The Frames
Burn The Maps
(Anti Records)
There is no secret formula for what makes one thing slip past the guards into the US subconscious and what keeps it standing at the bus stop with the other great ideas. I mean why is Echo and the Bunnymen still of interest whereas underdog fave of mine The Chameleons are a fond memory, if they are remembered at all. I mean I'm sure in the UK there was marketing and whatnot in effect, but here they were equal nobodies when they entered the scene. Who knows. But every once in a while I'll come across a group that has been huge in their extra-Amurrican home town, wherever that may implausibly be and have, for no fault of their own, not made a dent here. Todays example is The Frames, who have created one of the best rock albums I've heard in years.
Hailing from this place called Ireland, located somewhere off the coast of New Jersey, The Frames are a critically heralded group that match emotional textured strident string-laden rock with a kettle of anger and heartbreak ready to boil over. They have been on the periphery for ages and wrongfully compared to a range of groups like The Fall to Oasis, which is saying it tastes like either Thai food or sushi, but if one is to make that type of comparison (and not utilize the now meaningless Radiohead analogies) I'd say they sound like Vic Chesnutt's cousin fronting a spot-on Brit-pop battalion, with an occasional string section that is pleased as punch to record on a crack record like Burn the Maps.
This album baby steps out of the gate with "Happy," a fog cloud of rhythm guitar, strained voices and misery. Four seconds into the sparse piano line, I'm hooked with the simple anthemic melody structure, which is endemic of the whole record. The fields of balladry are cinematic in scope throughout the whole thing without feeling the least bit bloated. "Finally" is a harder number with more piss and vinegar in it with, 'Dream Awake" a fragile atmospheric heartbreaker, but they both have that anthem slow-burn structure to it that gets me every time.

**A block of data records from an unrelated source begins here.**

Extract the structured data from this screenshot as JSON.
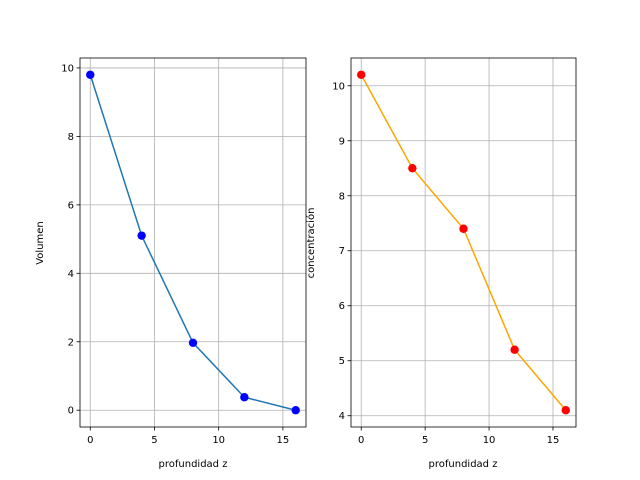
{
  "chart_data": [
    {
      "type": "line",
      "title": "",
      "xlabel": "profundidad z",
      "ylabel": "Volumen",
      "xlim": [
        -0.8,
        16.8
      ],
      "ylim": [
        -0.49,
        10.29
      ],
      "xticks": [
        0,
        5,
        10,
        15
      ],
      "yticks": [
        0,
        2,
        4,
        6,
        8,
        10
      ],
      "grid": true,
      "series": [
        {
          "x": [
            0,
            4,
            8,
            12,
            16
          ],
          "y": [
            9.8,
            5.1,
            1.97,
            0.38,
            0.0
          ],
          "line_color": "#1f77b4",
          "marker_color": "#0000ff"
        }
      ]
    },
    {
      "type": "line",
      "title": "",
      "xlabel": "profundidad z",
      "ylabel": "concentración",
      "xlim": [
        -0.8,
        16.8
      ],
      "ylim": [
        3.795,
        10.505
      ],
      "xticks": [
        0,
        5,
        10,
        15
      ],
      "yticks": [
        4,
        5,
        6,
        7,
        8,
        9,
        10
      ],
      "grid": true,
      "series": [
        {
          "x": [
            0,
            4,
            8,
            12,
            16
          ],
          "y": [
            10.2,
            8.5,
            7.4,
            5.2,
            4.1
          ],
          "line_color": "#ffa500",
          "marker_color": "#ff0000"
        }
      ]
    }
  ]
}
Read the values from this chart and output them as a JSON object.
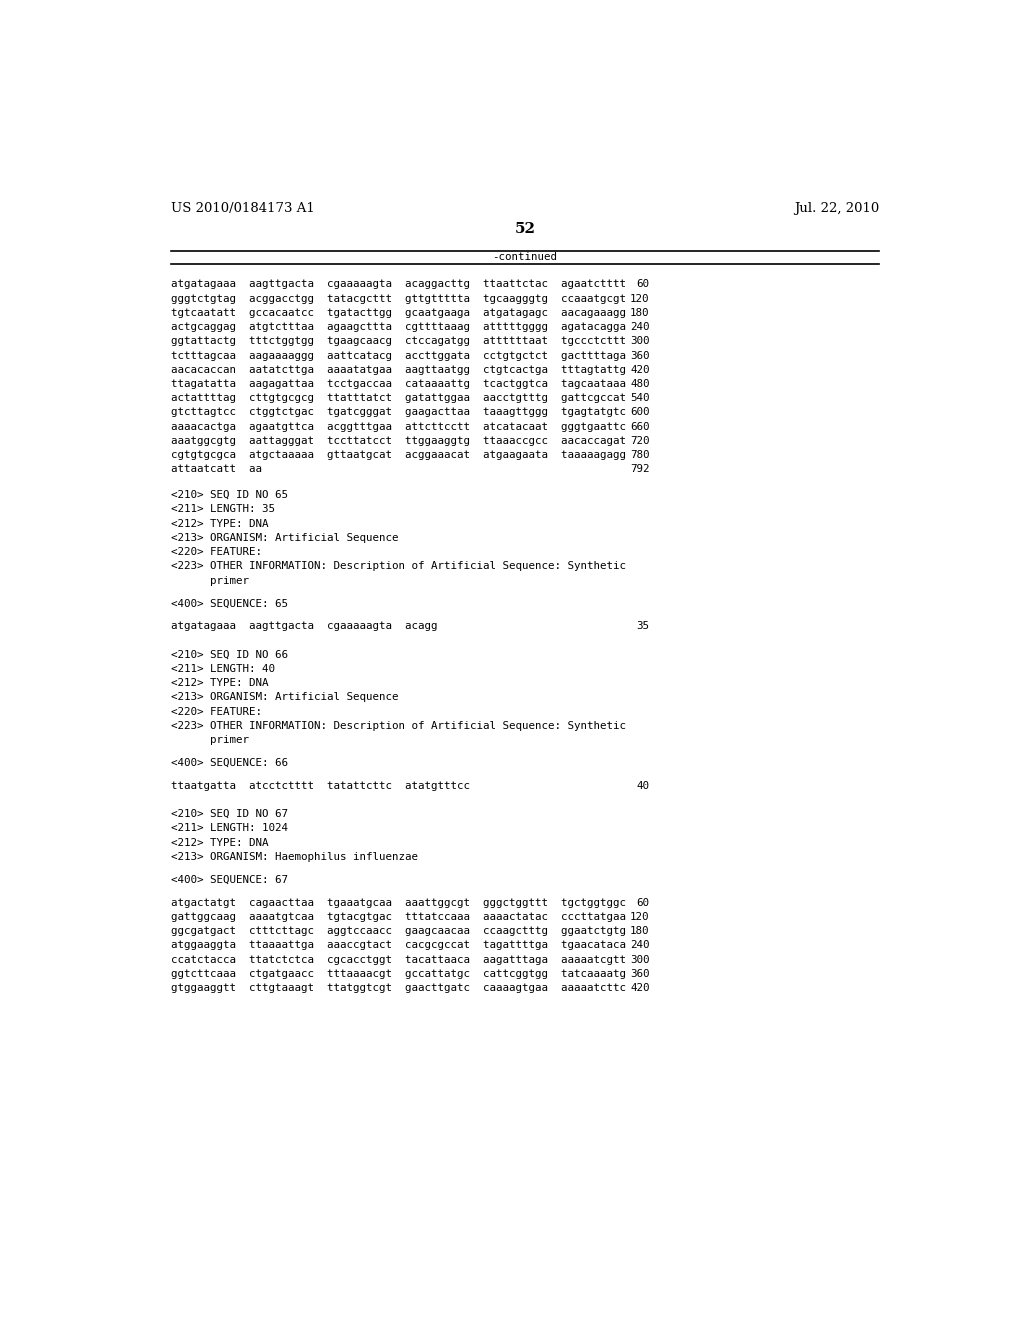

The tender "Trying" is the one that put the Vic Chesnutt comparison into my head, with Glen Hansard's similarly slightly reedy croon, penchant for defeat as a subject and sense of harmony, as does the should-be-a-rock-classic "Fake" that follows it with the killer chorus:
C'mon that guy's a fake
What do you love him for?
It was my mistake
Just kicking in his door
And if its just a game
What are we crying for?
This is one of those albums where the flow is so well-executed yet the songs don't sound the same. It just feels like one big stream. Like on "Sideways Down" I catch myself paused at the keyboard, swept up in its tidal wave of bass and tambourine until its crests and gently deposits me on shore. I love that. For all my readily-admitted pretensions elitisms I hold as a card-carrying music dork, a brilliantly put together rock song is the winner every time.
Instead of describing each song in detail, like going on about the groovy moody bossa nova of "Ship Caught in the Bay" or the distilled rage in "Keepsake" or the folky plaintive earnestness of "Suffer in Silence," I'll just say this: I'm always on the lookout for a great rock album that will pull me out of the alleys of birdman avant-folk and navel-gazing experimentation I am drawn to frequent into the main street, and this is the one this year. And maybe when they tour the country and take over once Green Day finally implodes, they can drag the Chameleons out of retirement for an opening act.